It may be here remarked that Landré-Beauvais and Haygarth described more particularly that form of the disease which, beginning in the small joints of the extremities, tends to extend to the larger joints in a centripetal way, and to involve many of them—peculiarities which have given rise to the epithets progressive polyarticular chronic rheumatism, peripheral arthritis deformans, and which is the form of the disease usually described by physicians as rheumatic gout, rheumatoid arthritis, nodular rheumatism, and by the other names just mentioned. On the other hand, Key, Colles, Adams in his earlier paper, and R. W. Smith described the disease as it affects the larger joints, hip, shoulder, or knee, to one or two only of which it may be confined; and as this variety is frequently observed in elderly persons, and in them often involves the hip, it is often spoken of as senile arthritis, malum senile articulorum, morbus coxe senilis, mono-articular arthritis deformans, partial chronic rheumatism, and has been described by surgeons rather than by physicians. However, even when beginning in the hip or shoulder, the disease is apt to involve several of the intervertebral articulations, and not unfrequently to extend to other joints than the one first affected, and even to the peripheral joints. Its progressive and general nature is thus evidenced, whether it invade from the beginning a single large joint or several symmetrical small articulations. Finally, on this topic Charcot has insisted that Heberden's nodi digitorum contributes a special form of the disease under consideration, and proposes to call it Heberden's rheumatism or nodosities.218
218 Lectures on Senile Diseases, Syd. ed., 1881, p. 137.

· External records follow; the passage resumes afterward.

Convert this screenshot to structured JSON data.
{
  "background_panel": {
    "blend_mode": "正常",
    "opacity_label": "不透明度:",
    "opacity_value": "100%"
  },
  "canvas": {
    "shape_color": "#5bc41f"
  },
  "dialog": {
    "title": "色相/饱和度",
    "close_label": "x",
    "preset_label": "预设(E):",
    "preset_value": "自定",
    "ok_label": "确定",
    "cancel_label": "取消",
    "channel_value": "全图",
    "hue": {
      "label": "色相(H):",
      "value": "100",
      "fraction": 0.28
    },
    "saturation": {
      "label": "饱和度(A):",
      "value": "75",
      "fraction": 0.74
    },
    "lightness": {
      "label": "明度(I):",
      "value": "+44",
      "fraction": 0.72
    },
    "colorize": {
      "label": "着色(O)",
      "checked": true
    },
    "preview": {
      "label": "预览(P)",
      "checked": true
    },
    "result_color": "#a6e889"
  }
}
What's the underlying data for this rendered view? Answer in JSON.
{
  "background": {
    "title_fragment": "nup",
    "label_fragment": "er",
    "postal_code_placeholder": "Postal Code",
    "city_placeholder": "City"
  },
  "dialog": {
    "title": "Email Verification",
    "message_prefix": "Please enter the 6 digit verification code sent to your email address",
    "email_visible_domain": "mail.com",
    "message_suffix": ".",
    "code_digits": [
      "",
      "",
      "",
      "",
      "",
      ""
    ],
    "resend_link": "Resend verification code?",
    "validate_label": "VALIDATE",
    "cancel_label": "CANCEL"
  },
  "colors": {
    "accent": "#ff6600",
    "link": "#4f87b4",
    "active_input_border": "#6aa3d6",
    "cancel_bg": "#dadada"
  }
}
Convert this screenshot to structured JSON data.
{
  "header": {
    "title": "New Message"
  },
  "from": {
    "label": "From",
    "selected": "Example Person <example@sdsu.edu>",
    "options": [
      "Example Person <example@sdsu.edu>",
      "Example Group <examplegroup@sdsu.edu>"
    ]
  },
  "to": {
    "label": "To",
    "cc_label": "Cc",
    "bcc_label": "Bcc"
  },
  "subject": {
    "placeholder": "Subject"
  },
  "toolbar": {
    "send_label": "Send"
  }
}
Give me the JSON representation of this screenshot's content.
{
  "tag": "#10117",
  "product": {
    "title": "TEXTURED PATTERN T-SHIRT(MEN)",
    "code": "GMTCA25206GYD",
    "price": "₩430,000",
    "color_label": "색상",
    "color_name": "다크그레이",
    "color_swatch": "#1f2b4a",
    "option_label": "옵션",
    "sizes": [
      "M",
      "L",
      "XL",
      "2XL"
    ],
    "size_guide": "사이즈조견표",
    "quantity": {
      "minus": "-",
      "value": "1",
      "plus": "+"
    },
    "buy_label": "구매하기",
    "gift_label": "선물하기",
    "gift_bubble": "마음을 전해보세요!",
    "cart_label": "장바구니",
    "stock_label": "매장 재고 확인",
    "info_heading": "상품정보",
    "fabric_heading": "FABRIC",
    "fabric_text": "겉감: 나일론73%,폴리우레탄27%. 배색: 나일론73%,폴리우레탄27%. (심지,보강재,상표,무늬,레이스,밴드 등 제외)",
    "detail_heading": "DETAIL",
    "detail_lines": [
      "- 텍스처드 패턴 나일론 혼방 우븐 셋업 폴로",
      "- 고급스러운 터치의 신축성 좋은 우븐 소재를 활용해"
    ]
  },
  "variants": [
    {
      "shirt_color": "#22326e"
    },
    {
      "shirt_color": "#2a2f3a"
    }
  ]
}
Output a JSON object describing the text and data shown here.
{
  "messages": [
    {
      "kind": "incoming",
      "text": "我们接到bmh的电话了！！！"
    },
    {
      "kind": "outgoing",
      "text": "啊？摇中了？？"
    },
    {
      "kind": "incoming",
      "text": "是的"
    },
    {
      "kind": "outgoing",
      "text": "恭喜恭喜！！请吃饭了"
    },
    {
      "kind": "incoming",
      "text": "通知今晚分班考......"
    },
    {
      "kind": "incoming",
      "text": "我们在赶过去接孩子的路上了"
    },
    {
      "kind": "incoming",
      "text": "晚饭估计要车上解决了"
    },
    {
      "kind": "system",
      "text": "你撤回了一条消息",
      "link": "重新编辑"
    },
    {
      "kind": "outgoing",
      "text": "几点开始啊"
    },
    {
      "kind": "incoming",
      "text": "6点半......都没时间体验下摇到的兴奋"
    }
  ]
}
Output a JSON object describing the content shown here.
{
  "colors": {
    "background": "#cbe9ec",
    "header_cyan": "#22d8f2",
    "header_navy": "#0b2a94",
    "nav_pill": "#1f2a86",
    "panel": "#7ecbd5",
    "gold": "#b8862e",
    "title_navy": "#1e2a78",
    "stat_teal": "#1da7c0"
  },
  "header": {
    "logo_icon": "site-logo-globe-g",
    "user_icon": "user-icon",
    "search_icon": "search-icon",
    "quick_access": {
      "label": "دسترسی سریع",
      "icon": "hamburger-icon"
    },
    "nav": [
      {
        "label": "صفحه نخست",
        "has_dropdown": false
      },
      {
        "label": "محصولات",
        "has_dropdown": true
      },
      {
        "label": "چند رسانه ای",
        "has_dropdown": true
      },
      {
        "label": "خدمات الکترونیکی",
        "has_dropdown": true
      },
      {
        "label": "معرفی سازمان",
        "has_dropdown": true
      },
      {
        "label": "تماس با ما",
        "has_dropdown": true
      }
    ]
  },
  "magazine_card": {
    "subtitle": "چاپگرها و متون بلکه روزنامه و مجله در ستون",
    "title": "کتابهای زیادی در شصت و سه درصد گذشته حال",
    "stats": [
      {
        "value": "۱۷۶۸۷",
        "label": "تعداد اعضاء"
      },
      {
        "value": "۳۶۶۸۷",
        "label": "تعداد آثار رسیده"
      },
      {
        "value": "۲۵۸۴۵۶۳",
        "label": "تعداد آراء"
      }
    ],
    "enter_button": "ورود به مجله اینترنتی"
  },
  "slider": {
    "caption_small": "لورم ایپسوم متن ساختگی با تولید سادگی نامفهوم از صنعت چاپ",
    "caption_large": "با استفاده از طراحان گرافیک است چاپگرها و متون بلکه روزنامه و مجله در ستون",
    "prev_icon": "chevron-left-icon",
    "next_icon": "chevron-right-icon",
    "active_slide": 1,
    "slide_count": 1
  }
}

Rheumatoid arthritis presents the clinical varieties or groupings of phenomena just mentioned, at times quite distinctly appreciable from one another, but sometimes more or less blended, yet even then manifesting in their periods of invasion and early stages an adhesion to all of these typical groupings. Charcot has especially dwelt upon these: 1st, the general or polyarticular and progressive form; 2d, the partial or oligo- or mono-articular form; 3d, Heberden's nodosities.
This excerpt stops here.